Si on s'oppose à certaines subventions accordées à l'industrie culturelle, cela fait-il de nous des opposants à la culture? Le chroniqueur Marc Cassivi pense que oui puisqu'il écrivait dans La Presse du 1er novembre dernier: «Éric Duhaime n'incarne pas une nouvelle contre-culture. Il est contre la culture» en raison de mes prises de position en faveur d'une réduction de la taille de l'État.

Y aller d'un tel sophisme est aussi ridicule que prétendre qu'un opposant aux subventions aux agriculteurs s'oppose à la nourriture. Ou encore de croire qu'un militant pour l'abolition des subventions aux entreprises est anti-création d'emplois.

Affirmer que la culture «n'est pas soluble dans une opération comptable» est tout aussi risible. M. Cassivi tente-t-il d'insinuer que personne ne sait compter au ministère de la Culture? Sinon, j'aimerais bien qu'il m'explique un jour comment on calcule le montant donné en subventions à chaque artiste. Si «la richesse culturelle ne se mesure pas», pourquoi donc la rétribuer et, surtout, comment?

Le chroniqueur laisse entendre que sans investissements publics, il n'y aurait pas de livres, de films ou de théâtre québécois. Il est méprisant pour nos artistes de talent de se faire dire que sans intervention du «gouvernemaman», personne ne serait prêt à payer pour leurs créations.

On peut rassurer M. Cassivi: la culture québécoise existait bien avant l'avènement de l'État-providence et elle lui survivra très certainement.

Les artistes génèrent des retombées positives parfois difficiles à mesurer. Personne ne peut nier, par exemple, l'effet stimulant des arts qui, au même titre que le sport, aident à combattre le décrochage scolaire et à assurer la réussite de l'élève. Ça ne veut pourtant pas dire qu'il faut subventionner les sportifs ou que certaines disciplines disparaîtraient sans subventions.
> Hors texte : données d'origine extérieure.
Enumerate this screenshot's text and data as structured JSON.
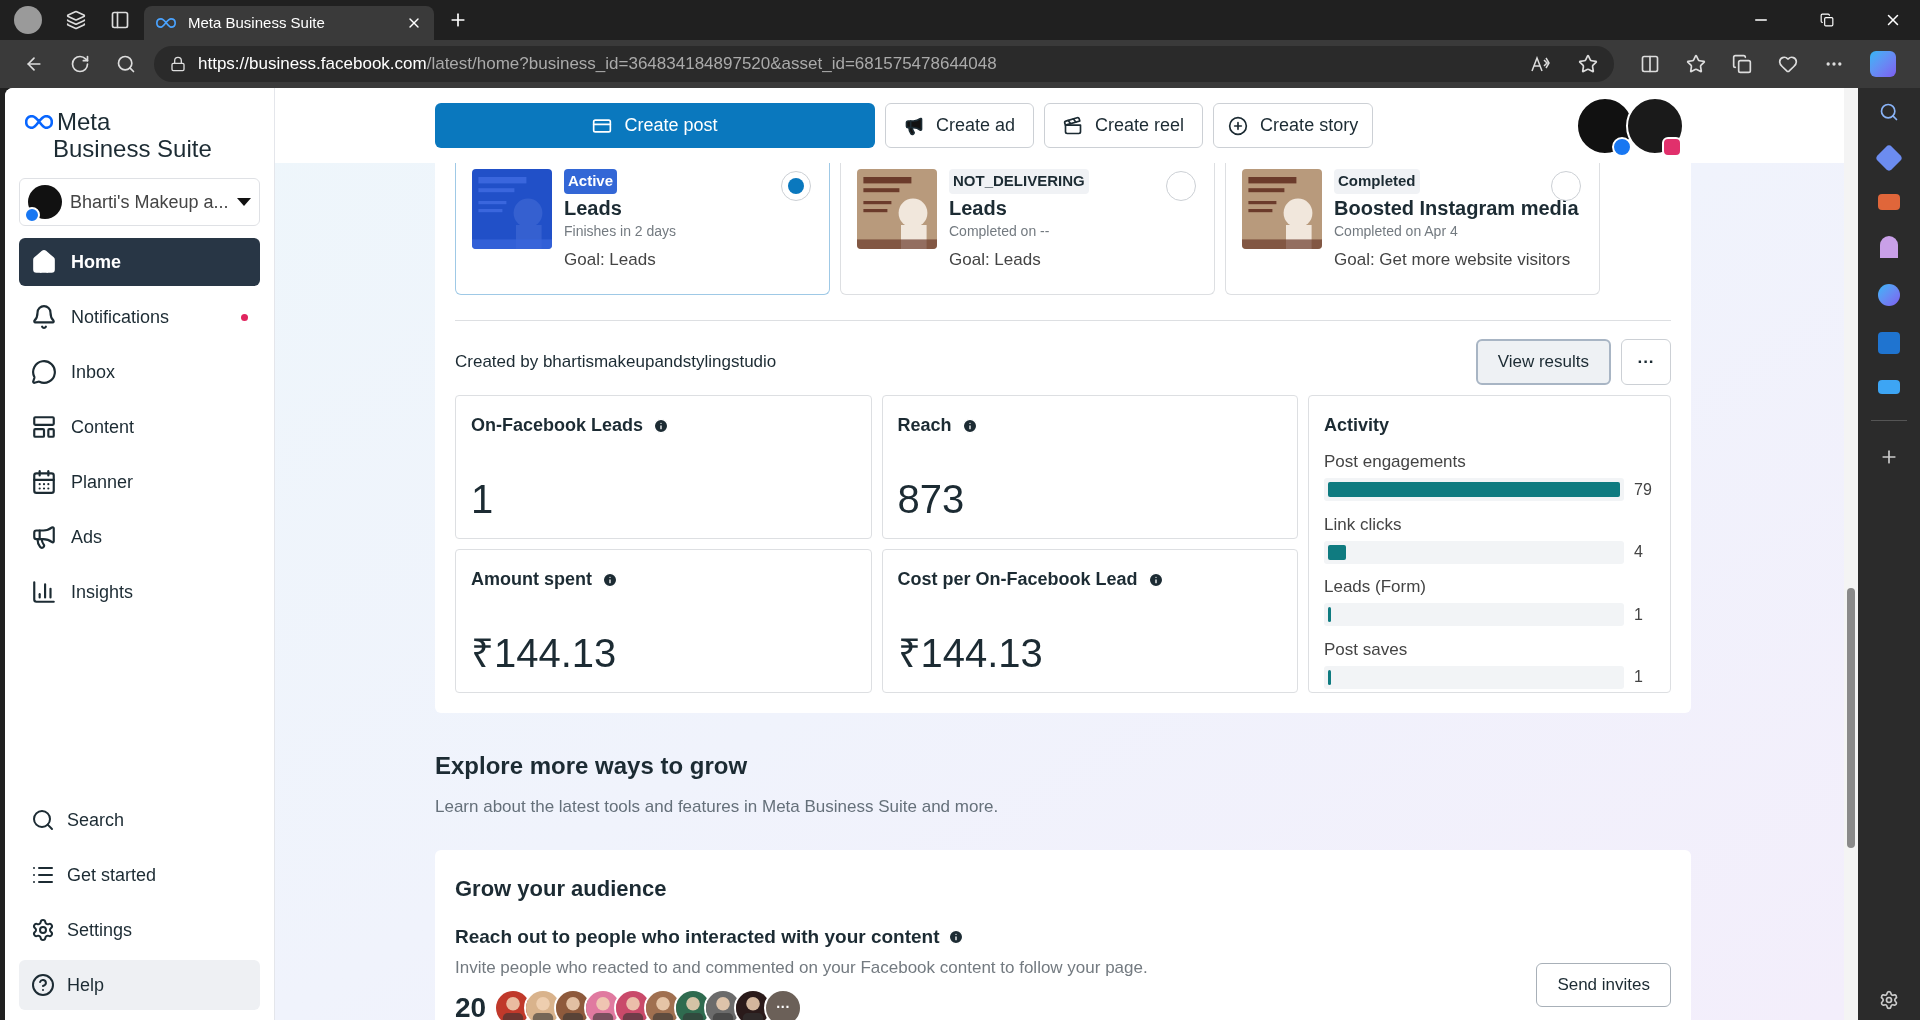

Le marché laissé à lui-même assure souvent beaucoup mieux le financement des activités les plus bénéfiques pour la collectivité.

Par exemple, la semaine dernière, une étude de la Bank of America révélait que les millionnaires américains consacrent plus de 9% de leurs revenus à la philanthropie, dont une bonne partie au monde des arts.
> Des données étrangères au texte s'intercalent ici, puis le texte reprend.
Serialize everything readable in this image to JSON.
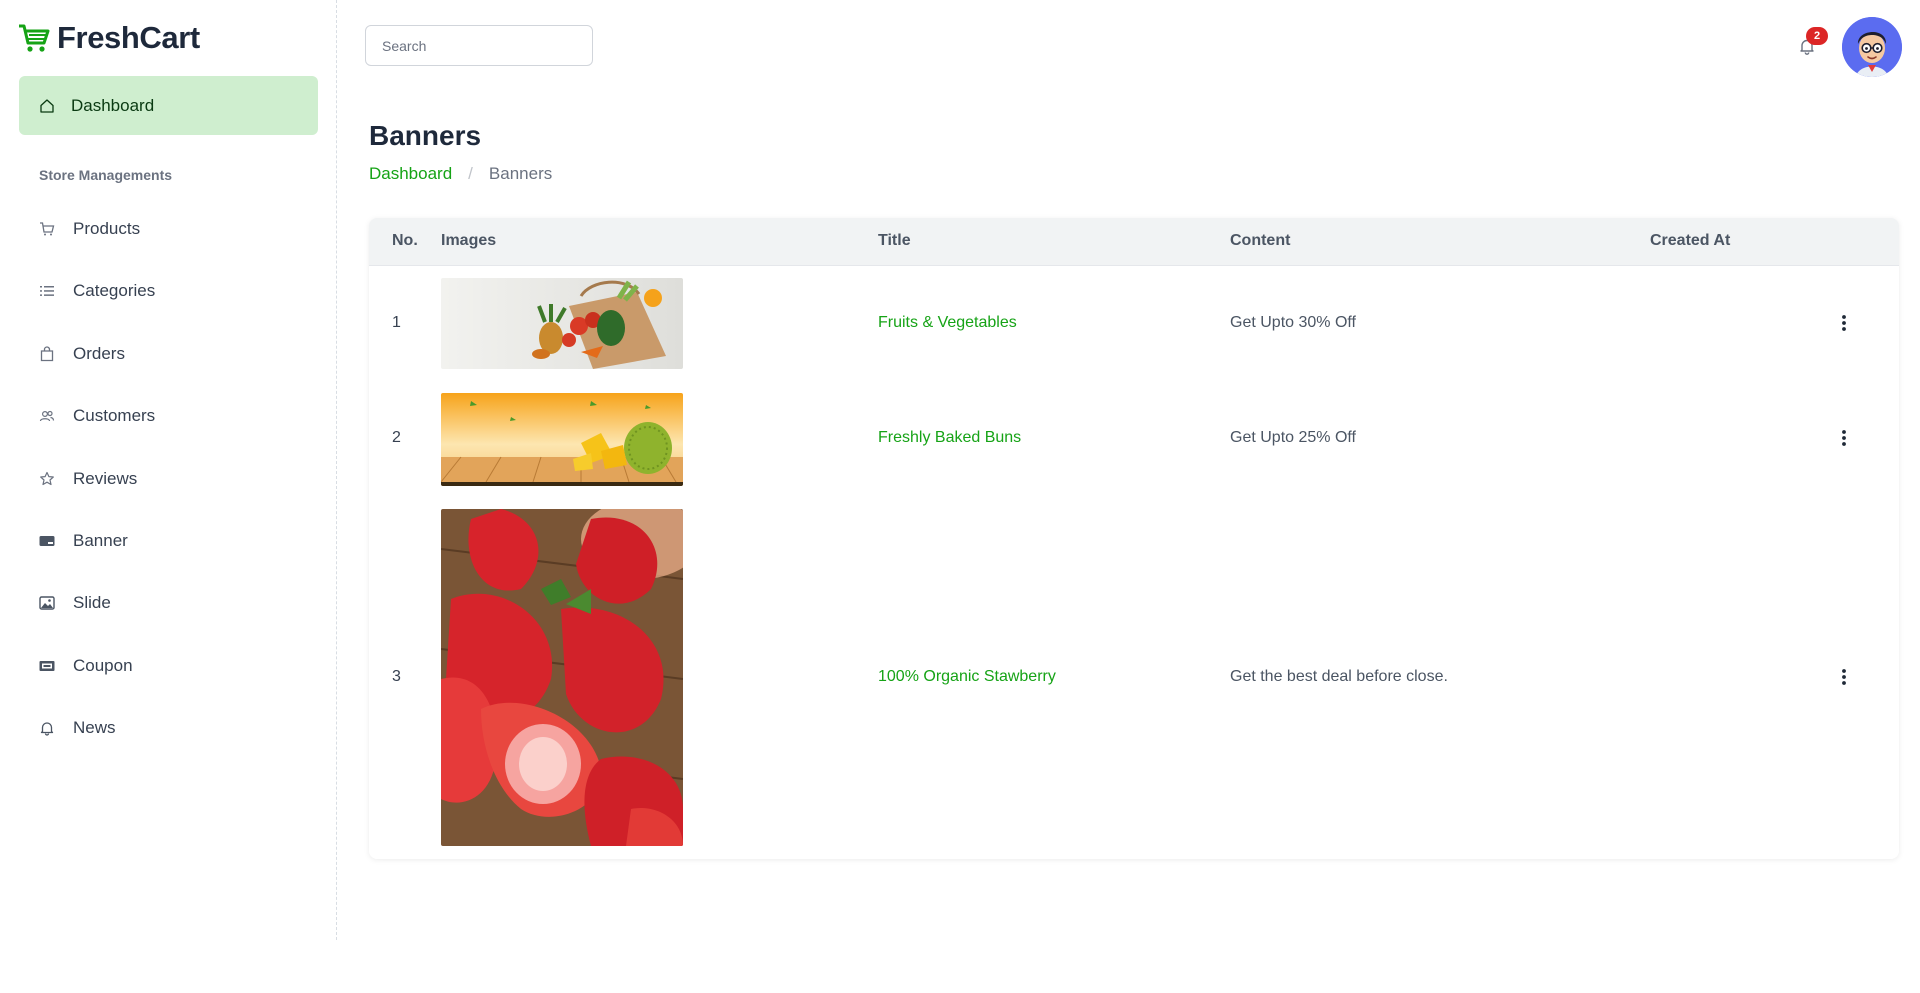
{
  "brand": {
    "name": "FreshCart",
    "accent": "#16a316"
  },
  "sidebar": {
    "active": {
      "label": "Dashboard",
      "icon": "home-icon"
    },
    "section_label": "Store Managements",
    "items": [
      {
        "label": "Products",
        "icon": "cart-icon"
      },
      {
        "label": "Categories",
        "icon": "list-icon"
      },
      {
        "label": "Orders",
        "icon": "bag-icon"
      },
      {
        "label": "Customers",
        "icon": "users-icon"
      },
      {
        "label": "Reviews",
        "icon": "star-icon"
      },
      {
        "label": "Banner",
        "icon": "banner-icon"
      },
      {
        "label": "Slide",
        "icon": "image-icon"
      },
      {
        "label": "Coupon",
        "icon": "ticket-icon"
      },
      {
        "label": "News",
        "icon": "bell-icon"
      }
    ]
  },
  "topbar": {
    "search_placeholder": "Search",
    "notification_count": "2"
  },
  "page": {
    "title": "Banners",
    "breadcrumb": {
      "home": "Dashboard",
      "current": "Banners"
    }
  },
  "table": {
    "headers": {
      "no": "No.",
      "images": "Images",
      "title": "Title",
      "content": "Content",
      "created": "Created At"
    },
    "rows": [
      {
        "no": "1",
        "title": "Fruits & Vegetables",
        "content": "Get Upto 30% Off",
        "created": "",
        "image": "grocery-bag-image"
      },
      {
        "no": "2",
        "title": "Freshly Baked Buns",
        "content": "Get Upto 25% Off",
        "created": "",
        "image": "durian-banner-image"
      },
      {
        "no": "3",
        "title": "100% Organic Stawberry",
        "content": "Get the best deal before close.",
        "created": "",
        "image": "strawberries-image"
      }
    ]
  }
}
Si le gouvernement du Québec s'acharnait un peu moins à faire fuir les gens à très hauts revenus, les artistes les plus pauvres s'en tireraient possiblement beaucoup mieux. Le mécénat existe et aurait intérêt à être encouragé plutôt que ridiculisé par des bien-pensants.
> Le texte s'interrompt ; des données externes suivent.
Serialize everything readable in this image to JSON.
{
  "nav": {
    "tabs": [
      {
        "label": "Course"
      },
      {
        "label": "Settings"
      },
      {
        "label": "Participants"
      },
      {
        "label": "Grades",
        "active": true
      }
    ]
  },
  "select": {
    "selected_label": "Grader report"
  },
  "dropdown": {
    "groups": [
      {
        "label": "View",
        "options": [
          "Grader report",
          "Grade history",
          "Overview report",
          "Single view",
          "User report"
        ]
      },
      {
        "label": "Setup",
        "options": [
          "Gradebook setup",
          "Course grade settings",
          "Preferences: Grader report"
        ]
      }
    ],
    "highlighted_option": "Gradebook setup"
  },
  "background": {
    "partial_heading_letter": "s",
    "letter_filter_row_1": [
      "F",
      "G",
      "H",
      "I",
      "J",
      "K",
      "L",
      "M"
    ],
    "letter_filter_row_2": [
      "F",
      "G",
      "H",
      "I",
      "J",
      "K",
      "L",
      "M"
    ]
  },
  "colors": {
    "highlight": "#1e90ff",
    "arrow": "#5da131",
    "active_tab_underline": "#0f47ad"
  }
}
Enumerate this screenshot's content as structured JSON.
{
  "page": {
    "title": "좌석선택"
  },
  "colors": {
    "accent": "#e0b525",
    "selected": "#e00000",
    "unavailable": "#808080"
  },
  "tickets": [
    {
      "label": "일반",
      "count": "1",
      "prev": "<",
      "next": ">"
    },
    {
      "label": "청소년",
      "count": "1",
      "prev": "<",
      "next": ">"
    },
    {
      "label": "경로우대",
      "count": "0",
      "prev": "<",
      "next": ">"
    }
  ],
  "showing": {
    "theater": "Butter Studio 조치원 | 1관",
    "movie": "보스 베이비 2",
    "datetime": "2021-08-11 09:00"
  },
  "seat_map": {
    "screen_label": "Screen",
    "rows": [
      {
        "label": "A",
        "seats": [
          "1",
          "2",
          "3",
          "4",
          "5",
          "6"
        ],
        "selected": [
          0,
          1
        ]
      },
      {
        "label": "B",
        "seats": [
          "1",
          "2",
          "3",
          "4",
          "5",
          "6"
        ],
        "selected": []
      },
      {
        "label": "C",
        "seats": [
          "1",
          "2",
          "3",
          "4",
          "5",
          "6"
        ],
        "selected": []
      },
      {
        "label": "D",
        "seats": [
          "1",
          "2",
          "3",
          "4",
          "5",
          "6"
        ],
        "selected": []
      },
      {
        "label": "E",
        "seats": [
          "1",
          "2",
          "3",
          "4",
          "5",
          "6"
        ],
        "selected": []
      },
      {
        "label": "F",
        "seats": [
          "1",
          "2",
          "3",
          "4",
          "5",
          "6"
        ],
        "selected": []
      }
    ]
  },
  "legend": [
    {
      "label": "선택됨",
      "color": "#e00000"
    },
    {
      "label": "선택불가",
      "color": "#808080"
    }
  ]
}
Je sais que M. Cassivi n'apprécie pas que je parle de «soviétisation» des arts en progression au Québec. C'est pourtant le mot qui me semble le plus approprié lorsque l'État a trop souvent le droit de vie ou de mort sur un projet culturel. Quand on subventionne un artiste, on le fait au détriment d'un autre.

Le Québec est la juridiction en Amérique du Nord où les entreprises (culturelles incluses) reçoivent le plus de subventions par habitant. Notre gouvernement endetté redistribue ainsi de l'argent emprunté aux prochaines générations pour financer l'artiste ou l'homme d'affaires quémandeur de fonds publics.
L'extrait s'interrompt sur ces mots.